Grief rolled over him like a tide, but Marcus clenched the tiny ship and let himself drown in it. “Let him go.”
Felix gave him a look of confusion, but obeyed and pulled Quintus away. Gibzen rose to his feet, dusting dirt off himself. “I knew you’d see reason, sir,” he said. “I knew you’d understand.”
What Marcus understood was that Gibzen was a monster.
A monster that, instead of putting down, he’d used to achieve his own ends, never once realizing that the monster was using him for the same.
He was complicit in all that Gibzen had done, which meant he was responsible for so much more than just putting an end to him.
Reaching down, Marcus picked up a fist-sized rock, seeing the ranks of his men do the same. “I understand perfectly.”
What came next was legion justice.
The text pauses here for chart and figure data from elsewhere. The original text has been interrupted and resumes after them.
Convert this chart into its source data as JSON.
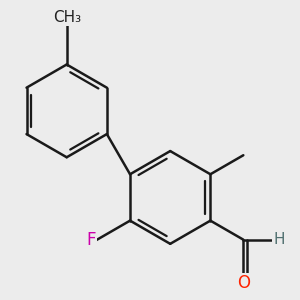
{
  "background_color": "#ececec",
  "bond_color": "#1a1a1a",
  "bond_width": 1.8,
  "atom_colors": {
    "F": "#cc00aa",
    "O": "#ff2200",
    "H": "#507070"
  },
  "font_size_F": 12,
  "font_size_O": 12,
  "font_size_H": 11,
  "font_size_CH3": 11
}
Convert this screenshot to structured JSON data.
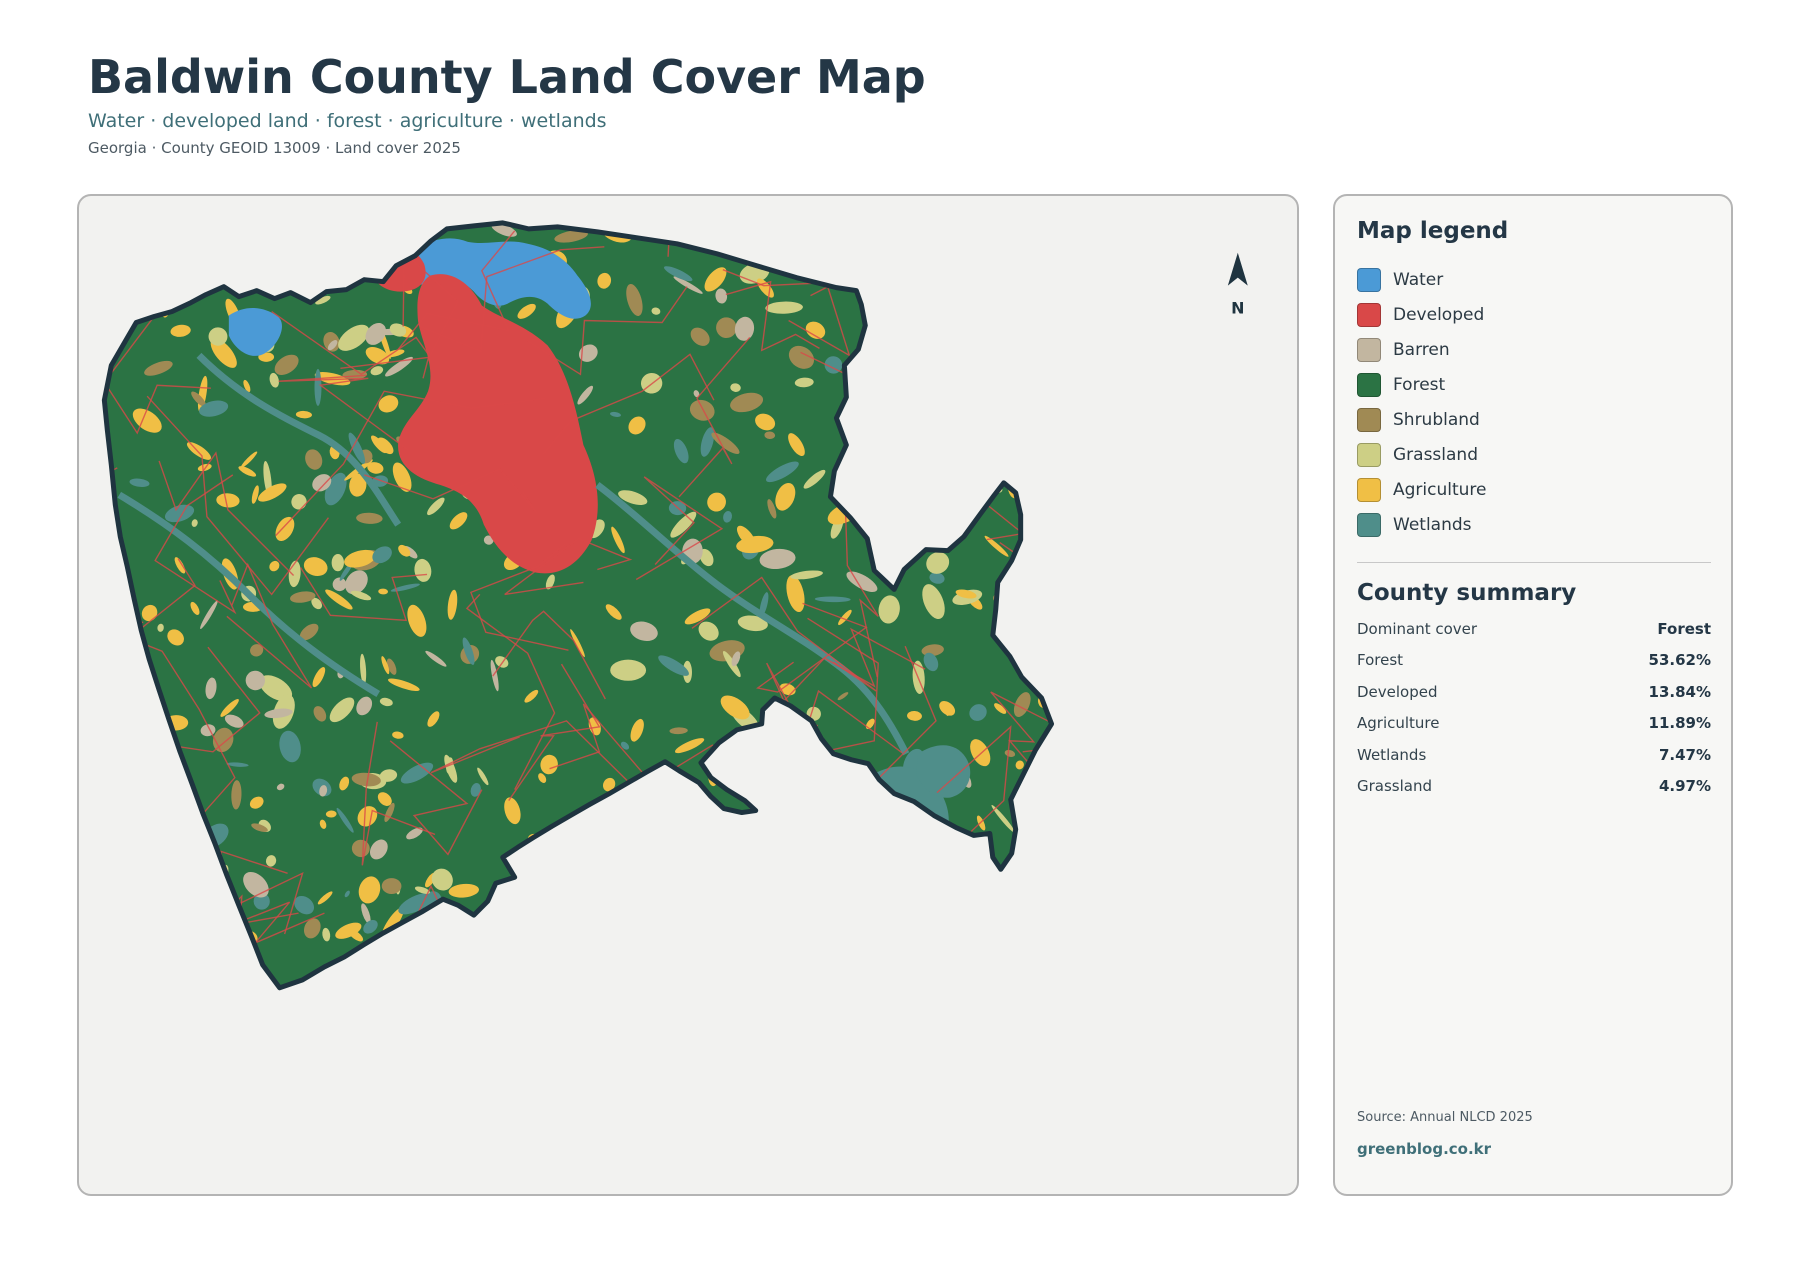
{
  "header": {
    "title": "Baldwin County Land Cover Map",
    "subtitle": "Water · developed land · forest · agriculture · wetlands",
    "meta": "Georgia · County GEOID 13009 · Land cover 2025"
  },
  "map": {
    "north_label": "N",
    "colors": {
      "water": "#4b9ad6",
      "developed": "#d94848",
      "barren": "#c2b6a0",
      "forest": "#2b7344",
      "shrubland": "#a08a54",
      "grassland": "#cdcf85",
      "agriculture": "#f0bf45",
      "wetlands": "#4f8e8a",
      "outline": "#1f3440",
      "background": "#f2f2f0"
    }
  },
  "legend": {
    "heading": "Map legend",
    "items": [
      {
        "label": "Water",
        "color": "#4b9ad6"
      },
      {
        "label": "Developed",
        "color": "#d94848"
      },
      {
        "label": "Barren",
        "color": "#c2b6a0"
      },
      {
        "label": "Forest",
        "color": "#2b7344"
      },
      {
        "label": "Shrubland",
        "color": "#a08a54"
      },
      {
        "label": "Grassland",
        "color": "#cdcf85"
      },
      {
        "label": "Agriculture",
        "color": "#f0bf45"
      },
      {
        "label": "Wetlands",
        "color": "#4f8e8a"
      }
    ]
  },
  "summary": {
    "heading": "County summary",
    "rows": [
      {
        "key": "Dominant cover",
        "value": "Forest"
      },
      {
        "key": "Forest",
        "value": "53.62%"
      },
      {
        "key": "Developed",
        "value": "13.84%"
      },
      {
        "key": "Agriculture",
        "value": "11.89%"
      },
      {
        "key": "Wetlands",
        "value": "7.47%"
      },
      {
        "key": "Grassland",
        "value": "4.97%"
      }
    ]
  },
  "footer": {
    "source": "Source: Annual NLCD 2025",
    "site": "greenblog.co.kr"
  }
}
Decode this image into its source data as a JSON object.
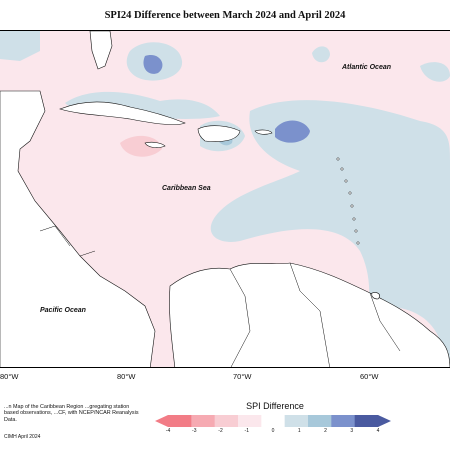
{
  "title": "SPI24 Difference between March 2024 and April 2024",
  "ocean_labels": {
    "atlantic": "Atlantic Ocean",
    "caribbean": "Caribbean Sea",
    "pacific": "Pacific Ocean"
  },
  "longitude_labels": [
    "80°W",
    "80°W",
    "70°W",
    "60°W"
  ],
  "note": "...n Map of the Caribbean Region ...gregating station based observations, ...CF, with NCEP/NCAR Reanalysis Data.",
  "credit": "CIMH April 2024",
  "legend": {
    "title": "SPI Difference",
    "ticks": [
      "-4",
      "-3",
      "-2",
      "-1",
      "0",
      "1",
      "2",
      "3",
      "4"
    ],
    "colors": [
      "#f27c86",
      "#f6aab2",
      "#f8cdd3",
      "#fbe7ec",
      "#ffffff",
      "#cfe0e8",
      "#a7c8da",
      "#7b91cc",
      "#4a5aa0"
    ]
  }
}
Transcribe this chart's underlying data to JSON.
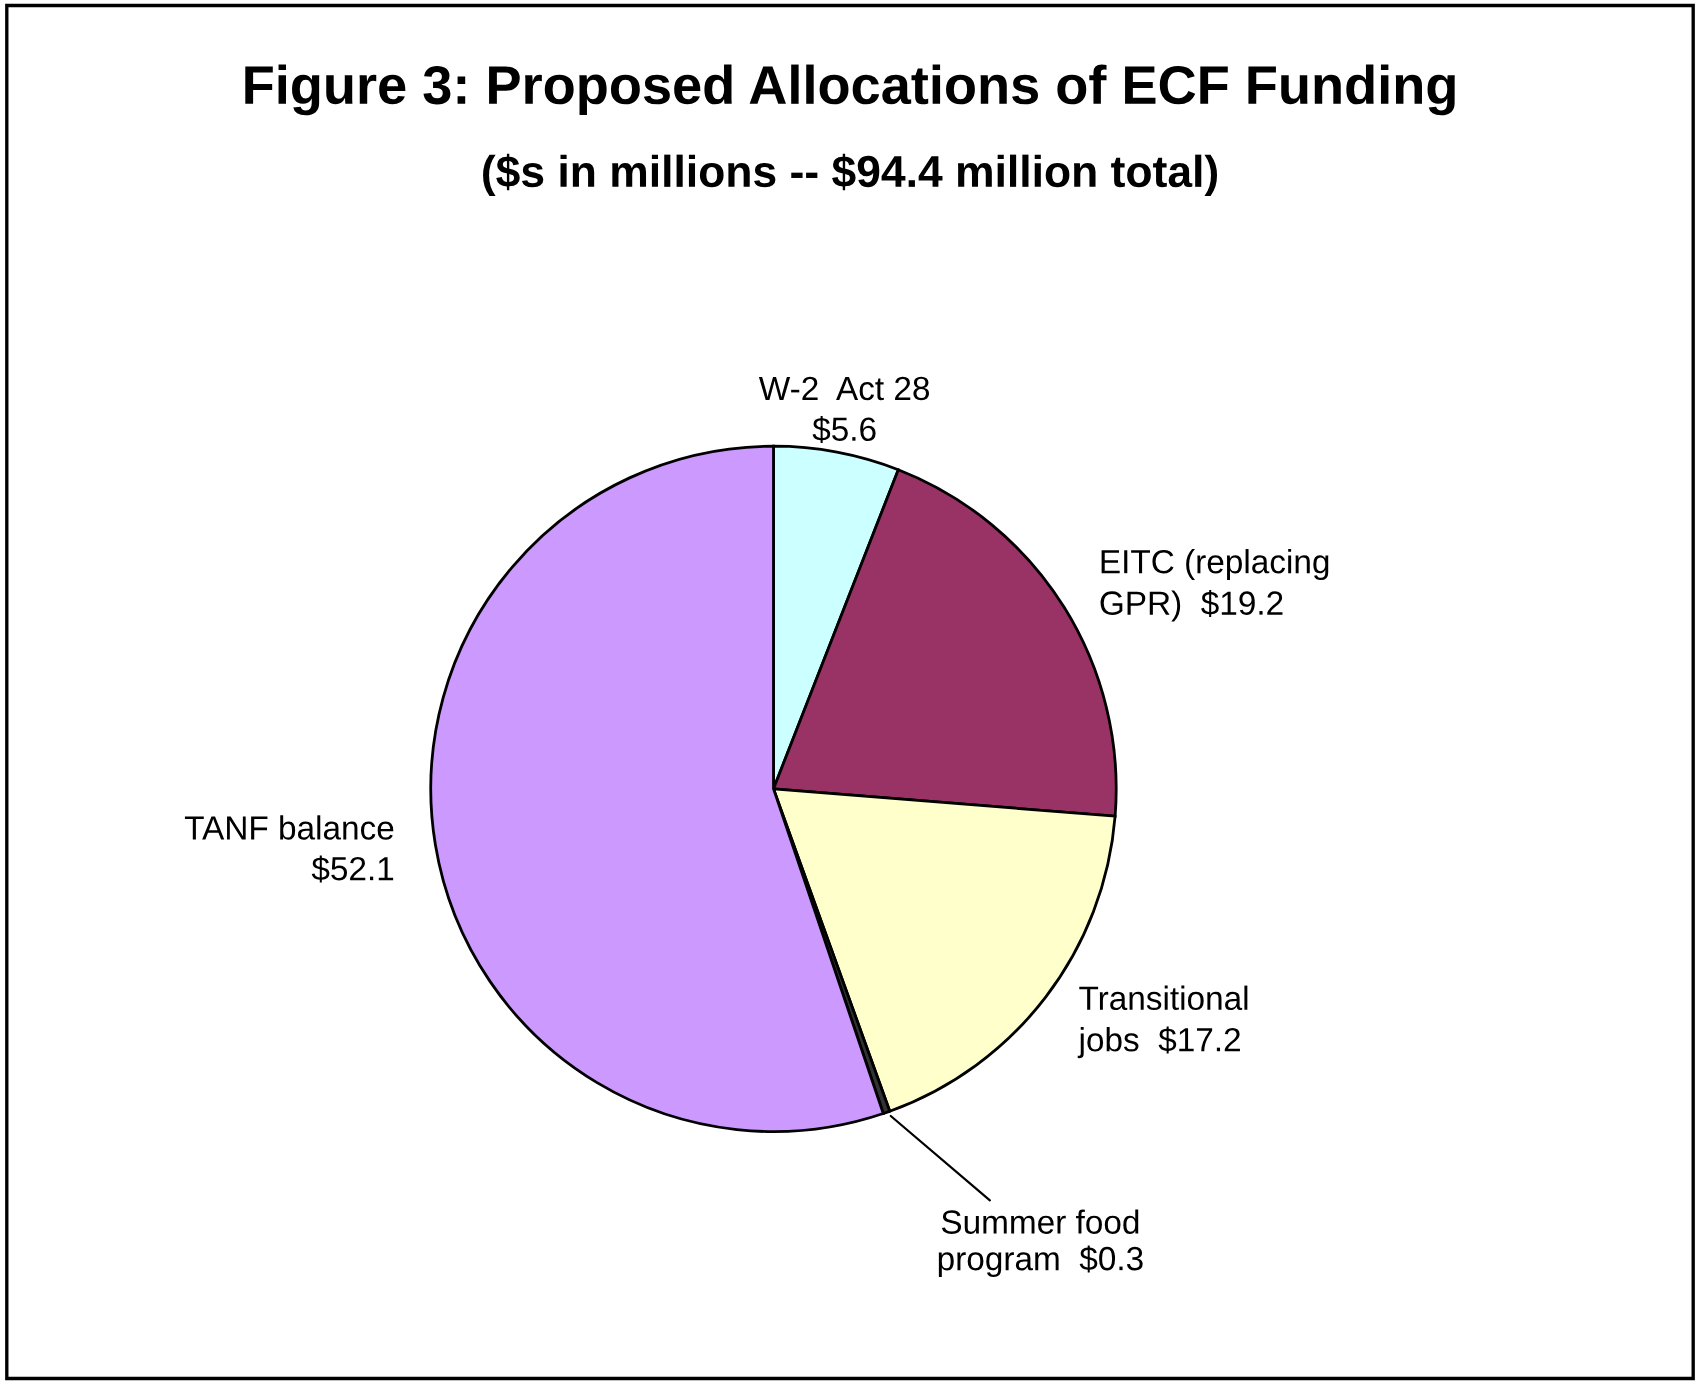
{
  "chart_data": {
    "type": "pie",
    "title": "Figure 3: Proposed Allocations of ECF Funding",
    "subtitle": "($s in millions -- $94.4 million total)",
    "categories": [
      "W-2  Act 28",
      "EITC (replacing\nGPR)",
      "Transitional\njobs",
      "Summer food\nprogram",
      "TANF balance"
    ],
    "values": [
      5.6,
      19.2,
      17.2,
      0.3,
      52.1
    ],
    "value_labels": [
      "$5.6",
      "$19.2",
      "$17.2",
      "$0.3",
      "$52.1"
    ],
    "colors": [
      "#ccffff",
      "#993366",
      "#ffffcc",
      "#333333",
      "#cc99ff"
    ],
    "legend": false
  }
}
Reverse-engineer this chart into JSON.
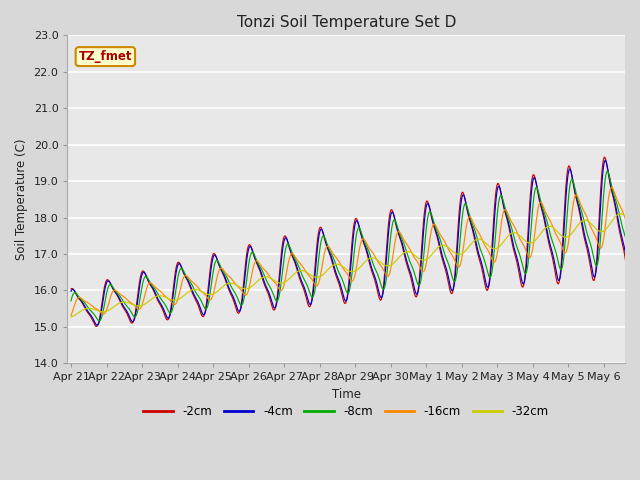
{
  "title": "Tonzi Soil Temperature Set D",
  "ylabel": "Soil Temperature (C)",
  "xlabel": "Time",
  "annotation_text": "TZ_fmet",
  "ylim": [
    14.0,
    23.0
  ],
  "yticks": [
    14.0,
    15.0,
    16.0,
    17.0,
    18.0,
    19.0,
    20.0,
    21.0,
    22.0,
    23.0
  ],
  "xtick_labels": [
    "Apr 21",
    "Apr 22",
    "Apr 23",
    "Apr 24",
    "Apr 25",
    "Apr 26",
    "Apr 27",
    "Apr 28",
    "Apr 29",
    "Apr 30",
    "May 1",
    "May 2",
    "May 3",
    "May 4",
    "May 5",
    "May 6"
  ],
  "series": [
    {
      "label": "-2cm",
      "color": "#cc0000"
    },
    {
      "label": "-4cm",
      "color": "#0000cc"
    },
    {
      "label": "-8cm",
      "color": "#00aa00"
    },
    {
      "label": "-16cm",
      "color": "#ff8800"
    },
    {
      "label": "-32cm",
      "color": "#cccc00"
    }
  ],
  "fig_bg_color": "#d8d8d8",
  "plot_bg_color": "#e8e8e8",
  "annotation_bg": "#ffffcc",
  "annotation_border": "#cc8800",
  "grid_color": "#ffffff"
}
It was bloody and painful, but anger made it swift, and when it was over, Marcus retreated into the command tent, knowing that it would not be long until the other legati descended upon him, wanting answers.
Wanting a solution for their predicament.
For while all had pushed for this step of the campaign, Marcus commanded this army.
Which meant he needed to dig them out of this mess.
They could not fall back .
Teriana had ensured that much, but she’d also learned the art of war from him. She knew that boxing an army in meant a fight to the death, and casualties weren’t what she would want. Which meant she’d left him a way out, if he had the guts to step toward it.
“Felix,” he said, wiping blood from his face. “Swap me cloaks. And get me a white flag.”